The journey from Moss Vale to Nowra was the start of a new chapter for Ella — and perhaps also for Flora and the two Jeans. They would spend many days adventuring in Nattai, Ku-ring-gai Chase, the Royal National Park, Lamington National Park, the Blue Mountains and the Warrumbungles, sometimes accompanied by young male bushwalkers. Alongside more leisurely walks, the Boomerang Club attempted long-distance walking records — once travelling 56 miles from Moss Vale to Berry in a single day. 

two spiky lizards are facing each other
‘Kiss me, Wendy, I’m off on a big adventure’, photographed by Ella McFadyen, c 1930s, PXA 1165/Box 3/1355–1407 

It was during her early years as a bushwalker that Ella was sent her first pair of thorny dragon lizards, named Wendy and Marco Polo Junior. Over the next few years, Ella’s devotion to her little housemates, who could often be seen curled around her neck or clinging to her skirts, led to an affiliation with the Royal Zoological Society, Taronga Zoo and Sydney naturalists such as George Longley and Thistle Harris. 

Although Wendy and Marco inspired several of Ella’s children’s stories, especially her third children’s book Dragons of the Never Never (1948), her nature study always maintained a scholarly dimension. Her contributions to magazines such as Wild Life and Walkabout, entwining poetry, Aboriginal legends and nature study, were illustrated with her own stunning photographs — in fact, the acclaimed British wildlife photographer Cherry Kearton considered Ella’s lizard photographs nothing short of ‘excellent’. 

Aside from her juvenile correspondents and a small circle of close friends and family members, Ella was curiously removed from the Sydney literary scene. Though Mary Gilmore initially took her under her wing, Ella drifted away from the community of young writers and journalists after the Great War.
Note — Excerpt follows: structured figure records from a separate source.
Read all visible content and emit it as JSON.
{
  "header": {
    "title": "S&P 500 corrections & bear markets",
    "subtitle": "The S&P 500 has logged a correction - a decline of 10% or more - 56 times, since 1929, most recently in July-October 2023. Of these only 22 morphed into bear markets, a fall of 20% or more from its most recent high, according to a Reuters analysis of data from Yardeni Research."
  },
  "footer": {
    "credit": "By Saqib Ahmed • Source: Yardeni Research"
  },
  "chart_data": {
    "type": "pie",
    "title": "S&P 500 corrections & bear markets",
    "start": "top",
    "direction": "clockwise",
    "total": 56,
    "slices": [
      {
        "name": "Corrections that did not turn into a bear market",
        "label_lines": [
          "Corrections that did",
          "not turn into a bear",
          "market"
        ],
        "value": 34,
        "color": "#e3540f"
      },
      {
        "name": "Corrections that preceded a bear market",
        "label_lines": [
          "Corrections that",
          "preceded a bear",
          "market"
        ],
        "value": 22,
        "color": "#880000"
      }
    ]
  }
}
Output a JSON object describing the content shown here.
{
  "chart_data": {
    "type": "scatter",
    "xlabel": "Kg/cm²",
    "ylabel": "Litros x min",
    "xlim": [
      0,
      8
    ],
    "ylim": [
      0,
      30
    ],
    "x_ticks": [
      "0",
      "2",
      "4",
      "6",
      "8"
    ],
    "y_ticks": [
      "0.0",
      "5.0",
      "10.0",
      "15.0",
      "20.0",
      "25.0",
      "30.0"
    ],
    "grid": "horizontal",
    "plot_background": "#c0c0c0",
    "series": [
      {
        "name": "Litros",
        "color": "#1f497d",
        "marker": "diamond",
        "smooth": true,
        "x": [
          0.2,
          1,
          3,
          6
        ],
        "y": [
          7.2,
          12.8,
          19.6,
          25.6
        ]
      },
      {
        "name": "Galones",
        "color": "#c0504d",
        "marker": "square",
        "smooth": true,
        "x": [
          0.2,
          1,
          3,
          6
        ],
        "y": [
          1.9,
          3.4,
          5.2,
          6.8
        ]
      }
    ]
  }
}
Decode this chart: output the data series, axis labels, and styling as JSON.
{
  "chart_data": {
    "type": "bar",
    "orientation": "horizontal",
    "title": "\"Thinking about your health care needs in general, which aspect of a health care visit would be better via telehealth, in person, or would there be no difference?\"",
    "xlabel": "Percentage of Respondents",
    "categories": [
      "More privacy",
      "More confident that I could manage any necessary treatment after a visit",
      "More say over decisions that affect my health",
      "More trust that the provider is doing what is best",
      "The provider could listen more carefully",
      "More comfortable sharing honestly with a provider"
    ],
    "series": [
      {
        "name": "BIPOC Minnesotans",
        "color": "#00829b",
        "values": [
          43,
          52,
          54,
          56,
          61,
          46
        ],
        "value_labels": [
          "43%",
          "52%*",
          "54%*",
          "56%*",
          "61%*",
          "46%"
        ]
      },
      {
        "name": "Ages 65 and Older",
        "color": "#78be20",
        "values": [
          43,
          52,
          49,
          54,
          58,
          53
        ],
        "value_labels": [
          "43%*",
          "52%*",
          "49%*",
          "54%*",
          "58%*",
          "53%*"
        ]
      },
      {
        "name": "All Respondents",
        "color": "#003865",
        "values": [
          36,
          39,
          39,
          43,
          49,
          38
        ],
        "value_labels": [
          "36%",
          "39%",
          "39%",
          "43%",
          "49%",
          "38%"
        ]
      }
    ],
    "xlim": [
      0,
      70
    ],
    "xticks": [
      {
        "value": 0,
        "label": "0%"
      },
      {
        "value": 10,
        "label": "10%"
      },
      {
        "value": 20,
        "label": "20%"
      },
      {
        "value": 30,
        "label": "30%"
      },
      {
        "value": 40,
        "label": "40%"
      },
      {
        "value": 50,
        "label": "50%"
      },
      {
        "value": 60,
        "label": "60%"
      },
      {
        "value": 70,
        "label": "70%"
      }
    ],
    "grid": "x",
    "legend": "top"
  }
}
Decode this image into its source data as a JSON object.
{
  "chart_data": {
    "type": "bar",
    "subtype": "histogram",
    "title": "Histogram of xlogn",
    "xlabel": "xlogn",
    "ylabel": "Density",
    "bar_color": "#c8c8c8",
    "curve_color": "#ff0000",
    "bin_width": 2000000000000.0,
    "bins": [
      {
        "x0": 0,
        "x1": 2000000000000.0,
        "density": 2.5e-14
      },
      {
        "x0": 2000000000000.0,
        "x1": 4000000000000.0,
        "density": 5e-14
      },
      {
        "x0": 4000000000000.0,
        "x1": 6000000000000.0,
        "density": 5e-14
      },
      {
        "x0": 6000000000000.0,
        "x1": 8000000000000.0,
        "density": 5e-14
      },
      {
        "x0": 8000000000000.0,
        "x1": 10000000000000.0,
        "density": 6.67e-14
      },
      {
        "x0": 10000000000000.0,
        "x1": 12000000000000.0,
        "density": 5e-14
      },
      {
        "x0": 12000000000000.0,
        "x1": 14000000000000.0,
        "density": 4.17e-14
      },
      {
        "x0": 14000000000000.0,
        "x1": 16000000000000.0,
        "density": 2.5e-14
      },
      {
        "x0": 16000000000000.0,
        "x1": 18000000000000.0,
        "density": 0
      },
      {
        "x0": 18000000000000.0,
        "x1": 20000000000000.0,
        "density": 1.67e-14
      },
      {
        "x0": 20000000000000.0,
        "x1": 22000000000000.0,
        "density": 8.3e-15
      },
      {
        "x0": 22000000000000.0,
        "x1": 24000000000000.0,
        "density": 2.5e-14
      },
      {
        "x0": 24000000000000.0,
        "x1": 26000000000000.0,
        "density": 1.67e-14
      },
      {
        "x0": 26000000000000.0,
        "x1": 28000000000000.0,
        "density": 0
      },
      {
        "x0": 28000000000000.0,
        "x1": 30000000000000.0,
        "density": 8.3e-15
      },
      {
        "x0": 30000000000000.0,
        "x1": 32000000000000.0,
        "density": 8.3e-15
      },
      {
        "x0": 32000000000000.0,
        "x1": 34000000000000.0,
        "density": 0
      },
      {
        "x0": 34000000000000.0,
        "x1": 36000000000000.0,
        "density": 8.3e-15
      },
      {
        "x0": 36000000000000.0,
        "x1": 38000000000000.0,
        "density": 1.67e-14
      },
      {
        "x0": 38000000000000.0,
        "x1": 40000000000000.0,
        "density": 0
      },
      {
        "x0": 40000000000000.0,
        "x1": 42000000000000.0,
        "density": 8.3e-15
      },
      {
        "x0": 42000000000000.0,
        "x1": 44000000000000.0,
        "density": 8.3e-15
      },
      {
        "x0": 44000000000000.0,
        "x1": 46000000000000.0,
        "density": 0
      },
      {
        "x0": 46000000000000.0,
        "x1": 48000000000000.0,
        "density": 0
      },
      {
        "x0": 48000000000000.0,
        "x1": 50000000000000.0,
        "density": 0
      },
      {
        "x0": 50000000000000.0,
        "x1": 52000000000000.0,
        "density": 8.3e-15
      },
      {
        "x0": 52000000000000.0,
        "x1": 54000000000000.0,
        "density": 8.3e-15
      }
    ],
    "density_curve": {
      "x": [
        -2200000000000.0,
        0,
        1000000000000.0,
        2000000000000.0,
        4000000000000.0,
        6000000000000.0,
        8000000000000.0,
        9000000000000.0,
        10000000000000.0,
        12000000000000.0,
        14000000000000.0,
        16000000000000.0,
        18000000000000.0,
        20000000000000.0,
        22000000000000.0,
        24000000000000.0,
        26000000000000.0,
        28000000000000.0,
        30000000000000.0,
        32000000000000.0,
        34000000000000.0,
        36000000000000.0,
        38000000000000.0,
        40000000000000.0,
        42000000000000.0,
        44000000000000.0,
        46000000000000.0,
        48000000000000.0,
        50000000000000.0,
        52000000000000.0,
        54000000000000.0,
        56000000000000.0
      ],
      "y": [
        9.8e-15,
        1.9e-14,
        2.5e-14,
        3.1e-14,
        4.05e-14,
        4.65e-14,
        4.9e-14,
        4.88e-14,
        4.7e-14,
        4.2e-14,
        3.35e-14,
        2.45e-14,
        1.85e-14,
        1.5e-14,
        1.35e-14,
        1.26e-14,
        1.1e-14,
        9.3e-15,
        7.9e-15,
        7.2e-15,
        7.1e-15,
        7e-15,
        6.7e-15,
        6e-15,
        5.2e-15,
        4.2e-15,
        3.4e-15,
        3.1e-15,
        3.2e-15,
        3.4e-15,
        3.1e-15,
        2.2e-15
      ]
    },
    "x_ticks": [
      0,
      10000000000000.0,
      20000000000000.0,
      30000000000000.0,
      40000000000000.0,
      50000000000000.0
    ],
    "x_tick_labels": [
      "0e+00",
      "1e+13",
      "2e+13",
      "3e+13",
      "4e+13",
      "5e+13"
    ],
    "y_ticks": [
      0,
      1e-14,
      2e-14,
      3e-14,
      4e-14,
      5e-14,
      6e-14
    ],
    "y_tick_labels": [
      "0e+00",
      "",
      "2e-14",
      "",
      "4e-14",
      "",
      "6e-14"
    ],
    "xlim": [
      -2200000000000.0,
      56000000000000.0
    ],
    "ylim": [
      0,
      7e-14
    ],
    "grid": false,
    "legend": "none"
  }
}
She remained affiliated with several literary organisations, her address books in the Library’s collection peppered with the names of notable Australian editors, artists and writers, but the children’s page, and later her work as a manuscript reviewer, consumed most of her free time.  

two women stand outside a cave in a rock face
‘A Typical Bivouac: A Cave Near Broken Bay’, Ella McFadyen and Frederick Charles (Ben) Fuller, c 1932, PXA 1165/Box 7/464 

Like many women writers of the twentieth century, Ella’s legacy as a poet and naturalist remains largely invisible. Few today would recognise her face or her poetry. Her most recognised contribution to Australian literature and culture is her writing for children. As ‘Cinderella’, and later as a camp mother for the Junior Red Cross, she encouraged many children to persist with their writing, art and nature study. Among the thousands influenced by the fairy editor were the poets Judith Wright, Gina Ballantyne, Martin Haley, Betty Casey and Llywelyn Lucas. Writer and children’s literature advocate Maurice Saxby once saw Ella ‘glow with animation’ when surrounded by youngsters. ‘Something does rub off,’ he confessed. 

By the time of Ella’s death, the Sydney of her childhood had changed dramatically. In an interview with Hazel de Berg in 1972, four years before she died at the age of 88 in a nursing home in Lane Cove, Ella imagined a heaven among the gum trees, crowded with ‘little lizards and birds’. While her love of nature never led her to forsake city life — her favourite tree was a Moreton Bay Fig in Sydney’s Macquarie Place — a long life of writing, talking and walking about nature had urged her to trade the Christian faith of her parents for a ‘bush spiritualism’. Having gazed out at Lion Island from ‘Warm Rock’ and down into Numinbah Valley from the Macpherson Range, Ella McFadyen had already seen heaven on earth. 


Emily Gallagher is a PhD candidate at the ANU’s School of History. Her research focuses on the history of children’s imaginations in Australia during the twentieth century. 

This story first appeared in SL magazine spring 2020.